Die Trollhochzeit
Als der Jäger dem Hirsch nachgestellt hatte, wäre ihm nicht in den Sinn gekommen, dass er selbst in eine Falle lief. Plötzlich hatte sich der Boden unter ihm aufgetan, es war ihm schwarz vor Augen geworden, und nun saß er da in einer Felsnische in einer fremdartigen Höhle, mit dem Fuß an die Wand gekettet wie Schlachtvieh. Das Gewehr hatte man ihm abgenommen, doch sein Messer im Schuh war übersehen worden, und in seiner Jackentasche befand sich noch ein Proviantsäckchen mit Nüssen. Niemand schien auf ihn zu achten, doch wenn der Jäger um den Nischeneingang zu seiner Rechten spähte, konnte er die Trolle, die ihn gefangen hatten, beobachten, gewaltige, hässliche Wesen mit grauer, steinartiger Haut, groben Gliedmaßen und dummen, bösartigen Gesichtern. Sie grölten misstönende Lieder, warfen mit allerlei Blumen und Laub um sich, während sie ungelenk umhertanzten. Eines der Wesen hatte sich einen Schleier aus Algen auf den Kopf gelegt, während es ein anderes mit einer Krone aus Gras liebkoste – eine Hochzeit. Gerade brachten sie einen großen Kochtopf vor das Brautpaar und trugen Holz für ein Feuer zusammen – der Jäger würde als Festmahl enden. Die Angst des Mannes wuchs mit jedem Scheit, und er begann an den Ketten zu zerren, die jedoch unerbittlich festblieben. Beinahe hätte er aufgeschrien, als, durch den Lärm angelockt, auf einmal ein Trollkind vor ihm stand und ihn neugierig anschaute. Es war wohl nicht viel größer als der Mann selbst, wenn auch breiter, und es trug einen Hut aus Korb und einen Mantel aus Moos. Und plötzlich wusste der Jäger, wie er entkommen könnte. Er hielt inne und streckte dem Trollkind die Nüsse entgegen. „Bitte“, flüsterte er, „brich diese Ketten, dann bekommst du die hier.“
Das Kind trat vorsichtig näher, schnüffelte an den Nüssen und brach mit einem Ruck die Fesseln auseinander. Noch bevor es nach der Belohnung greifen konnte, hatte der ihm der Jäger schon sein Messer in den Hals gerammt, und es ging mit einem überraschten Röcheln zu Boden. Es hatte noch nicht aufgehört zu atmen, da hatte ihm der Jäger schon den Bauch aufgeschnitten. Den letzten verzweifelten Blick ignorierend, stach er seinem Opfer die Augen aus und öffnete dann den leblosen Körper. Trolle sind innen hohl, und konnte der Jäger in das Innere des Kindes hineinsteigen – ein ausgezeichnetes Kostüm, um an der Hochzeitsmeute vorbeizukommen. Den blutigen Schnitt verdeckte er mit dem Mantel. Den Hut tief ins Gesicht gezogen, damit man seine menschlichen Augen nicht sehen konnte, wagte er sich in die Menge der Feiernden und schob sich an ihnen vorbei in Richtung Höhleneingang. Er wäre wohl entkommen, wenn ihn nicht plötzlich jemand gepackt hätte. „Klein mein, nicht da weg!“, rief die Trollmutter – und riss dabei den Umhang vom Flüchtenden.
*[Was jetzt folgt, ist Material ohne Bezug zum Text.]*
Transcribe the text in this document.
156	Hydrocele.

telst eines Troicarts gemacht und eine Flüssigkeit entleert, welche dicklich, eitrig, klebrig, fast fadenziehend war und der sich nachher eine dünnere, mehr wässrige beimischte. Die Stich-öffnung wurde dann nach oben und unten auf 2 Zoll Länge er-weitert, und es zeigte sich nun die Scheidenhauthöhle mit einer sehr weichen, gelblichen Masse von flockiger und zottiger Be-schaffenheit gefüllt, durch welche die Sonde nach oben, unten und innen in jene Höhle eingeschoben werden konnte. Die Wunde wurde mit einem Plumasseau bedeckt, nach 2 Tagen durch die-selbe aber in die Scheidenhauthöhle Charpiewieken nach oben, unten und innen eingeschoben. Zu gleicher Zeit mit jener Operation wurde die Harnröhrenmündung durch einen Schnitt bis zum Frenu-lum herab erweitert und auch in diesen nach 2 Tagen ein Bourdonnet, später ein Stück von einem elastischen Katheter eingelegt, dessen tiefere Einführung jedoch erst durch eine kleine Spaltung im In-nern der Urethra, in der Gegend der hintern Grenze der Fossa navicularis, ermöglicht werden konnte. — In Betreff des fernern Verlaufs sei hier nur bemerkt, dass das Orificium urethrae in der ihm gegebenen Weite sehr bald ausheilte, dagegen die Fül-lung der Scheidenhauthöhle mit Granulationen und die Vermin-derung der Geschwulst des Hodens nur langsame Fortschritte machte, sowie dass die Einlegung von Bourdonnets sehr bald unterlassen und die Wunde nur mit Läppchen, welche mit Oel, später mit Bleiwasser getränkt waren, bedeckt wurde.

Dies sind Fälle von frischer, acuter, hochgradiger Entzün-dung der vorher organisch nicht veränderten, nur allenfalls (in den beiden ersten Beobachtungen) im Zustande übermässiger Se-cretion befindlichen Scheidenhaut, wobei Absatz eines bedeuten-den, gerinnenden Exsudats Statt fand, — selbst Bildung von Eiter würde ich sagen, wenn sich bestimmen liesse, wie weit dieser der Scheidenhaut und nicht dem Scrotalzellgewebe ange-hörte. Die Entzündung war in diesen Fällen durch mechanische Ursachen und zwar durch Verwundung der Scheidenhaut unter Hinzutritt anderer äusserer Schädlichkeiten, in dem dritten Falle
„Blut! Blut!“ Schrie sie erschrocken auf.
„Blut!“ stimmten auch die umstehenden Trolle entsetzt mit ein. „Blut!“ Und sogleich: „Da hinten! Blut! Klein tot! Haut weg!“
„Mann weg!“
„Mann da! Fasst ihn!“
Der Jäger lief los, wie er es noch nie im Leben getan hatte, und die gesamte Trollhorde folgte ihm dicht auf den Fersen. Er stolperte aus der Höhle hinaus in den Wald und rannte. Die Nacht schien auf seiner Seite zu sein, doch Trolle sehen gut im Dunkeln, sodass ihm kein Vorteil blieb. Er rannte ins Gebüsch, kroch unter Äste, presste sich gegen Bäume, doch er konnte die Trolle nicht abschütteln.
„Blut! Fasst ihn! Blut!“, heulten sie durcheinander. Erbittert jagten sie ihn, teilten sich auf, und bald wimmelte der Wald nur so von ihnen. Sie trieben ihn vor sich her, immer weiter, einen Berg hinauf, um ihn zu umzingeln.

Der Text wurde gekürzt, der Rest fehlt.